Today one of Daisy's Cockapoo buddys was one year old and her other friend, Max will be one next week. We all went to Cutteslowe Park in Oxford for a doggy picnic.  It was a lovely afternoon and we all had fun. 

Daisy and the birthday girl










The doggy picnic










Yummy!










Annabel and Max










My three monkeys!


----------



## lady amanda (Nov 26, 2010)

awwwwwwww! so cute....I thought everyone would have thought I was a loon for throwing a birthday for Lady so just me and hubby did it...What a wonderful day you had.


----------



## Jedicrazy (Apr 26, 2011)

Great idea to have a doggy picnic! I can't wait for Obi's 1st birthday. All the doggy Christmas things were in PetsatHome today. The kids and I had a great time deciding what we're going to buy for him.

What beautiful children you have Sarah.


----------



## PipE (Aug 4, 2011)

Sezra said:


> Today one of Daisy's Cockapoo buddys was one year old and her other friend, Max will be one next week. We all went to Cutteslowe Park in Oxford for a doggy picnic.  It was a lovely afternoon and we all had fun.
> 
> Daisy and the birthday girl
> 
> ...


That's lovely! And I love the picture of your 'monkeys'!
X


----------



## MillieDog (Jun 1, 2011)

What a lovely idea.

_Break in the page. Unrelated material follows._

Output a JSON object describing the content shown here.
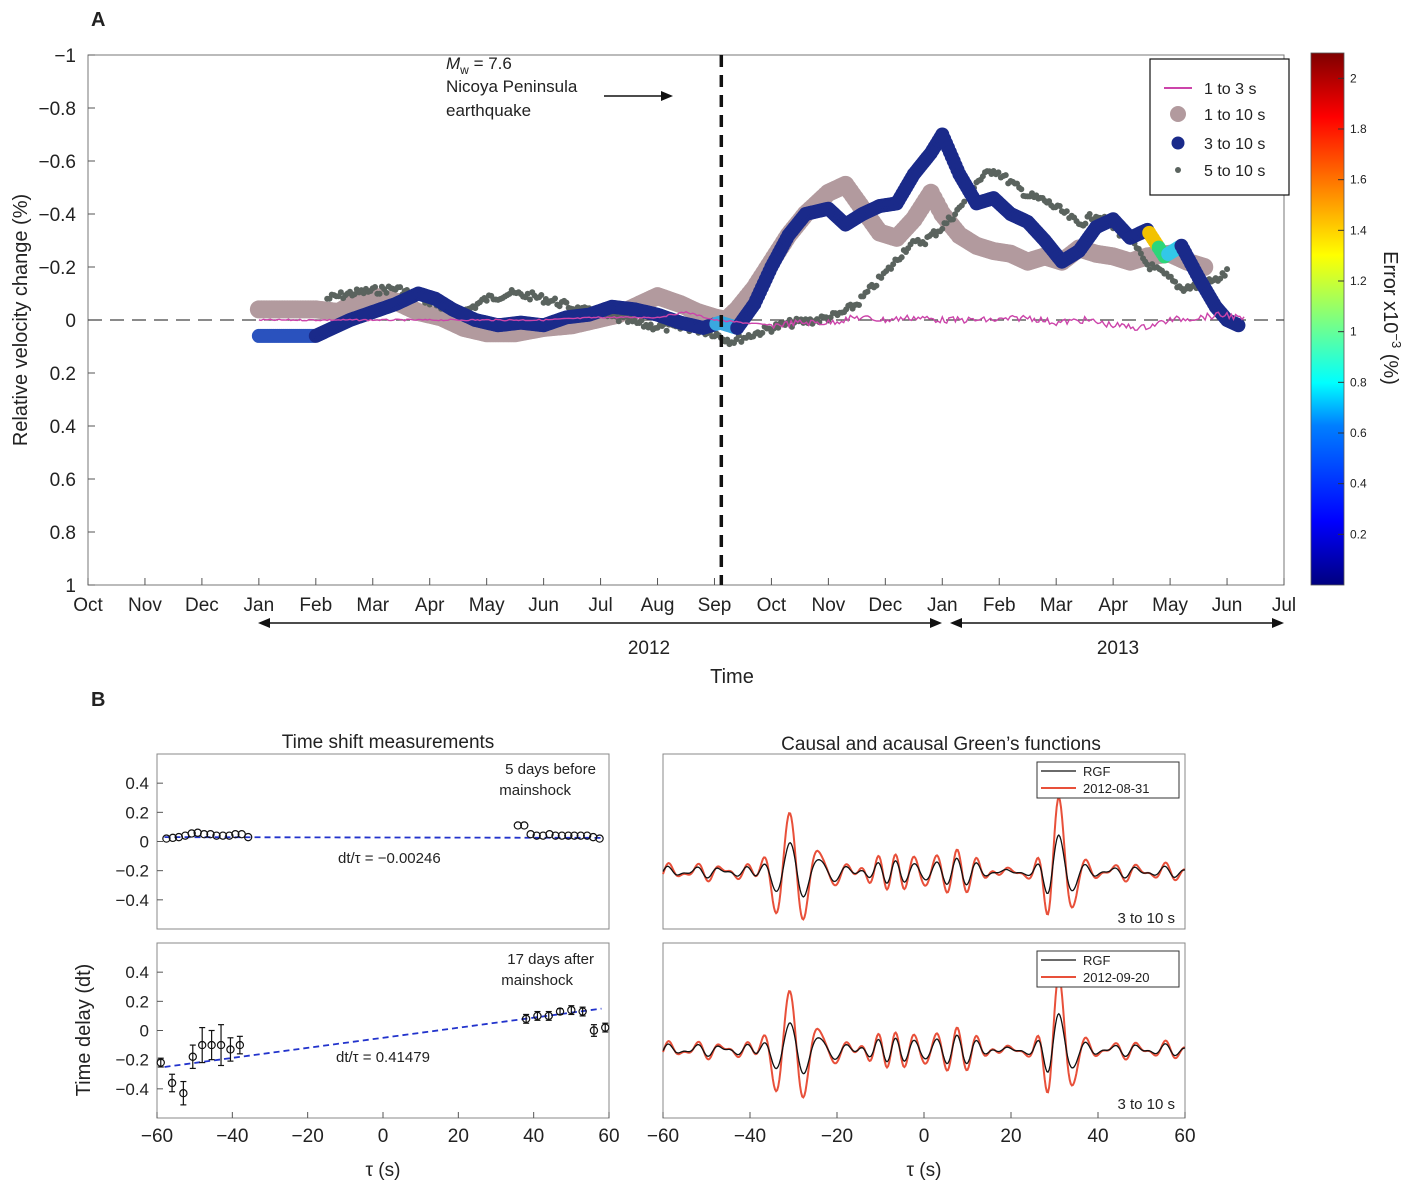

I might have to think of doing that for Millie, except her birthday is Jan 14, so it will be bleak mid winter


----------



## Laura(L)Izzie (Sep 9, 2011)

:O :O Millies birthday is the same day as mine Julie!!
I got very excited seeing that  HAHA


----------



## Rufini (Sep 9, 2011)

So cute!!  What a great idea - Vincent will definately be getting a birthday party, it's in July so it'll be (hopefully) a sunny day :3


----------



## JoJo (Mar 2, 2011)

Great idea to have a cockapoo birthday party in the park .. my kids wanted a cockapoo wedding :S :S


----------



## M&M's mummy (Jul 12, 2011)

JoJo said:


> Great idea to have a cockapoo birthday party in the park .. my kids wanted a cockapoo wedding :S :S


When were getting married we just had Monty at the time and the photographer asked if he was coming!!!

But he would have jumped all over me etc.

Mind you wish I did have a photo now of him with us. Could have put a little dickie bow on him too- cute


----------